Bestaande (inter)nationale en regionale verbindingen.
De Betuwelijn en snelweg A15 nabij Herwijnen.
De grootste concentratie van economische activiteiten met de daaraan verbonden werkgelegenheid vindt vooral plaats in het gebied van de rechthoek van stedelijke regio’s in het Stedelijk Netwerk Nederland (Amsterdam-Utrecht-Amersfoort-Zwolle-Arnhem/Nijmegen-Eindhoven-Brabantse stedenrij-Rotterdam-Den Haag). Hier is ook de grootste verstedelijkingsopgave.
Door nabijheid en goede verbindingen kan de agglomeratiekracht in deze stedelijke regio’s verder ontwikkeld worden. De ontwikkeling van de interne en externe bereikbaarheid van dit gebied vraagt dan ook de bijzondere aandacht van het Rijk. De vele grensoverschrijdende relaties en interacties maken duidelijk dat voor verschillende opgaven voor de NOVI internationale afstemming en samenwerking belangrijk is. De concurrentiekracht en aantrekkelijkheid van Nederland, de kwaliteit van leven, heeft sterk te maken met de verbinding, de samenwerking én de concurrentie met de ons omringende landen en (stedelijke) regio’s.
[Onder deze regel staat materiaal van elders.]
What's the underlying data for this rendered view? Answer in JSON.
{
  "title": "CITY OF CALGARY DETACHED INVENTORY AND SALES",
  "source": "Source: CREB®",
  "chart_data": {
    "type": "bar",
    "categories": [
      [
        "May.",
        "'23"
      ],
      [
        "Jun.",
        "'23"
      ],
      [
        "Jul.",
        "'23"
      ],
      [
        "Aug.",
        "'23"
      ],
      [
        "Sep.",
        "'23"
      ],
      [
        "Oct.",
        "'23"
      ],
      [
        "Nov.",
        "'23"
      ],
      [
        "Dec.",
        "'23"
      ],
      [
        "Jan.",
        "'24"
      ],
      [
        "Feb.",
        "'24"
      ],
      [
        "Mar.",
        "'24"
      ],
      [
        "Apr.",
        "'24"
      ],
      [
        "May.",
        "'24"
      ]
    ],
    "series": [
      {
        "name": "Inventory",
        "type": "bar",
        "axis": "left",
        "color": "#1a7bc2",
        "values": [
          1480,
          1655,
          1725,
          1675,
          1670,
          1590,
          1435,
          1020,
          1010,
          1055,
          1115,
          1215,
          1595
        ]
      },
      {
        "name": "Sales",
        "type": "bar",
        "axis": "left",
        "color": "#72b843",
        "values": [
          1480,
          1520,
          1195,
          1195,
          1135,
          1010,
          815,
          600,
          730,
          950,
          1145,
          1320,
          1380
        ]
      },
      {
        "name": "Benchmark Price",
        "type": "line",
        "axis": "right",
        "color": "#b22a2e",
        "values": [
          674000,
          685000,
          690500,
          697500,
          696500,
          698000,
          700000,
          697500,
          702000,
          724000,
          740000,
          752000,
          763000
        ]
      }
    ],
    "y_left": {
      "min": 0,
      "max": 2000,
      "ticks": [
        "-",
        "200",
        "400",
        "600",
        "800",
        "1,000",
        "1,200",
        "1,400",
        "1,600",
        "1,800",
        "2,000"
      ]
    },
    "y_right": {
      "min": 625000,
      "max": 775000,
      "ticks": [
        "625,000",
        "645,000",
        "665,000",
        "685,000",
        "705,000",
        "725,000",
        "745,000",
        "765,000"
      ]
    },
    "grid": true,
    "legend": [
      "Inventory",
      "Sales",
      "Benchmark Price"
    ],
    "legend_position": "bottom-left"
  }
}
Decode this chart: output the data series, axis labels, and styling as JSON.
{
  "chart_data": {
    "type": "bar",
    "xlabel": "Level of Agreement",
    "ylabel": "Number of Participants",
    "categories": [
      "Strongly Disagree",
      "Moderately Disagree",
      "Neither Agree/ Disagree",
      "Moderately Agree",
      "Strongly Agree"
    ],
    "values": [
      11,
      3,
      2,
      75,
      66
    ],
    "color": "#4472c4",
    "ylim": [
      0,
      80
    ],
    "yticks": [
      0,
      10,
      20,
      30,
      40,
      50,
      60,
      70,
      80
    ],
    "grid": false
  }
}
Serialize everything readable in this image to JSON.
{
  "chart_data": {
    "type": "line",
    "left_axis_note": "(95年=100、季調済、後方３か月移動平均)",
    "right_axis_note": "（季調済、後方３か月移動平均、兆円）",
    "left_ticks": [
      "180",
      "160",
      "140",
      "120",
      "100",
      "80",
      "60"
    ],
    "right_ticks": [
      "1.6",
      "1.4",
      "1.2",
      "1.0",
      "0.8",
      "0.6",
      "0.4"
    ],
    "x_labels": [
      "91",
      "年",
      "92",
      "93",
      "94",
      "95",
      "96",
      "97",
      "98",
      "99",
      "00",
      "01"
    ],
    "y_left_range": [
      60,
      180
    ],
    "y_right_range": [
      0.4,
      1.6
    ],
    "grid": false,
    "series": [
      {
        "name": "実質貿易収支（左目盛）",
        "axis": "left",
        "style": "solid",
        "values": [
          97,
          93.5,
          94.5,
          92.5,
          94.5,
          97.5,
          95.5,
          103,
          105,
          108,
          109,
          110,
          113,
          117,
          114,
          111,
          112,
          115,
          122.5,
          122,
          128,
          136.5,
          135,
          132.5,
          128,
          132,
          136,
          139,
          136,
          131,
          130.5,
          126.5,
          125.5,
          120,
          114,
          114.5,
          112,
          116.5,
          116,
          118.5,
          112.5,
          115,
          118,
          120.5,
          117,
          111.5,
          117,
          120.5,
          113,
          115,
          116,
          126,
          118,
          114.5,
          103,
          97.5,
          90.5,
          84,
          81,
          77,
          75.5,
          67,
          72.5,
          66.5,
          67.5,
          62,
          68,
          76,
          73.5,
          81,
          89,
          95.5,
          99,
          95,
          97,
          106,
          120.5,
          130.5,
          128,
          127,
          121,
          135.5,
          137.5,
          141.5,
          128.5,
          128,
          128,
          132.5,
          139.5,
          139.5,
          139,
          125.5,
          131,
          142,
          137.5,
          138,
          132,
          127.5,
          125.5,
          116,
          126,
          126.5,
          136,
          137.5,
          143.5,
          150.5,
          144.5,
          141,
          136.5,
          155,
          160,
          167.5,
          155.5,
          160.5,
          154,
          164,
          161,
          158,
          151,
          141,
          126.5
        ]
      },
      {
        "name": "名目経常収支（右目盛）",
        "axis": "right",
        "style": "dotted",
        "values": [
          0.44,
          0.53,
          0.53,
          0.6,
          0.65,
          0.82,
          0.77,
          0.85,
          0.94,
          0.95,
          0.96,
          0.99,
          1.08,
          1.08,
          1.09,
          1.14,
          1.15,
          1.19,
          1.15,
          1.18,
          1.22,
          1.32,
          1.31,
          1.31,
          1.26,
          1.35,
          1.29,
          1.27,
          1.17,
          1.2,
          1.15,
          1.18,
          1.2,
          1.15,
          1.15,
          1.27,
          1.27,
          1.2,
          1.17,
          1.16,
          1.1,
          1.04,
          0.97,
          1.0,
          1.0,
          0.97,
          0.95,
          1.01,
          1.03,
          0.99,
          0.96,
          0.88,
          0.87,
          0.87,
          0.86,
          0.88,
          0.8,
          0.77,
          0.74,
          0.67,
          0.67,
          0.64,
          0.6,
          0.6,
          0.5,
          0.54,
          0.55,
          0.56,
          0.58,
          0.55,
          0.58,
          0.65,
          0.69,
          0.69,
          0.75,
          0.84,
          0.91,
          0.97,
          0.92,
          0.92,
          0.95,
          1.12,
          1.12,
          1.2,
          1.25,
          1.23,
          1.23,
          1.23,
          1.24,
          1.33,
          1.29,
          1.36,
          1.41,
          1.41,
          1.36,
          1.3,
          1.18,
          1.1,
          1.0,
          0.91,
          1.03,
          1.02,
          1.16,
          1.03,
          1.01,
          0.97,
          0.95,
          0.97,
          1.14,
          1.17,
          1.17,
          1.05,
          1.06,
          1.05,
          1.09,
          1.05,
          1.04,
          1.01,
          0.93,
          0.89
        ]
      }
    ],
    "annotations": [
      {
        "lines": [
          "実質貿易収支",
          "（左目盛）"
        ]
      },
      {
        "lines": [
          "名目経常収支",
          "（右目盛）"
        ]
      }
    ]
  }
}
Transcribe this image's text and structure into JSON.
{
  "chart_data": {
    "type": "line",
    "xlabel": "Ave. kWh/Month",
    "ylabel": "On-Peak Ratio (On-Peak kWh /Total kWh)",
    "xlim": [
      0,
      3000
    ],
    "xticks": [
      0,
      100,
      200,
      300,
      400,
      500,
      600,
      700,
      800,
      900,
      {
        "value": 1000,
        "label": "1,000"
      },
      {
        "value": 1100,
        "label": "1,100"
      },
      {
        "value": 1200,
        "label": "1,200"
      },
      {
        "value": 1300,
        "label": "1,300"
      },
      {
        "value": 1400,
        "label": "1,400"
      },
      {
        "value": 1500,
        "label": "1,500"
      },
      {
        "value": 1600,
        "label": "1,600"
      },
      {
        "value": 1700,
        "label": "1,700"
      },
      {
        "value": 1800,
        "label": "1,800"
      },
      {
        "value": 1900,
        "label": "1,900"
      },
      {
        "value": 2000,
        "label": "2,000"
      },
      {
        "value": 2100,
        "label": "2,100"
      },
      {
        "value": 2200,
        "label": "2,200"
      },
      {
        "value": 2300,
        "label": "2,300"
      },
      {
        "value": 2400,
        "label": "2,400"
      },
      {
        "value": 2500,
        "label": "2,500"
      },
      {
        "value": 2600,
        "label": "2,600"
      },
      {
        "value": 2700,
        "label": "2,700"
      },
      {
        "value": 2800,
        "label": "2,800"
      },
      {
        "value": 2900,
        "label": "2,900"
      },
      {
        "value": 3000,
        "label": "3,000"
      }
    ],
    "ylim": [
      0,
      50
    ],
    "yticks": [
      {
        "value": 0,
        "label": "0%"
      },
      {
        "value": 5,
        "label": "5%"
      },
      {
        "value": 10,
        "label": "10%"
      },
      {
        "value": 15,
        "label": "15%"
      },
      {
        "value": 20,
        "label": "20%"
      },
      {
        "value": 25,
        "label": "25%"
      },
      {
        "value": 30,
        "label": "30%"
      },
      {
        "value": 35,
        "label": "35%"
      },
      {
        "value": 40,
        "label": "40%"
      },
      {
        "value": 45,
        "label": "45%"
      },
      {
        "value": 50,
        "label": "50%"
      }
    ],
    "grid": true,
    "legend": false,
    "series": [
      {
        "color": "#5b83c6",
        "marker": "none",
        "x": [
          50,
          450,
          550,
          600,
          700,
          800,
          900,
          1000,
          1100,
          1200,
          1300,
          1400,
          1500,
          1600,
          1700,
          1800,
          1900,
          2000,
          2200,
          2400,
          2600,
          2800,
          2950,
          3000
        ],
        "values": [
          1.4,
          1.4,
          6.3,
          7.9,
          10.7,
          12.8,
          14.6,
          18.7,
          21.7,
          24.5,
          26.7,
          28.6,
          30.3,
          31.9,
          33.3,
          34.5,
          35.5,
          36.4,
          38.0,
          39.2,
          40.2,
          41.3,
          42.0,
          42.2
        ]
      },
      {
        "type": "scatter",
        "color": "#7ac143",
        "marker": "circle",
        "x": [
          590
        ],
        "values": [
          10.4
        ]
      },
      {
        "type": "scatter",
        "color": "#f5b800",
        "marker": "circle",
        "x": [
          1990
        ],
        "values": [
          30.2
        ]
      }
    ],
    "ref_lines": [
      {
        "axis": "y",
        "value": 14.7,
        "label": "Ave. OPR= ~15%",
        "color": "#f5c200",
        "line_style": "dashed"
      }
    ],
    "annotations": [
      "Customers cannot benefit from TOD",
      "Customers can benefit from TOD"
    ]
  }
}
In de concurrentiestrijd om het aantrekken en behouden van internationaal opererende bedrijven, speelt het internationaal vestigings- en ondernemersklimaat van de vijf grootste steden dan wel de vier Metropoolregio’s een steeds belangrijkere rol. Het gaat om: Metropoolregio Amsterdam (MRA), Metropoolregio Rotterdam Den Haag (MRDH), Metropoolregio Utrecht (MRU) en Metropoolregio Eindhoven (MRE). Zij hebben de grootste aantrekkingskracht op internationale kennis, arbeid en kapitaal. Elk van de stedelijke regio’s heeft hierin een herkenbare en sterke positie en maakt deel uit van het netwerk dat zij met elkaar en met andere steden in binnen- en buitenland hebben. De Metropoolregio Amsterdam is een internationaal zakencentrum en toeristische trekpleister, met Schiphol als schakel naar alle continenten. De Metropoolregio Rotterdam Den Haag investeert in de next economy; de innovatie van de haveneconomie, de nieuwe maakindustrie, greenports en Den Haag als bestuurscentrum en internationale stad van vrede & recht. De Metropoolregio Utrecht, met Utrecht Science Park is een netwerk van kenniscentra, bedrijven en proeftuinen voor life sciences. De technologisch hoogwaardige industrie en ontwerp zijn typerend voor de Brainport Eindhoven. Voor de verdere ontwikkeling van deze gebieden is nu met name een internationaal aansprekende kwaliteit van woningen, mobiliteit en leefomgeving van belang.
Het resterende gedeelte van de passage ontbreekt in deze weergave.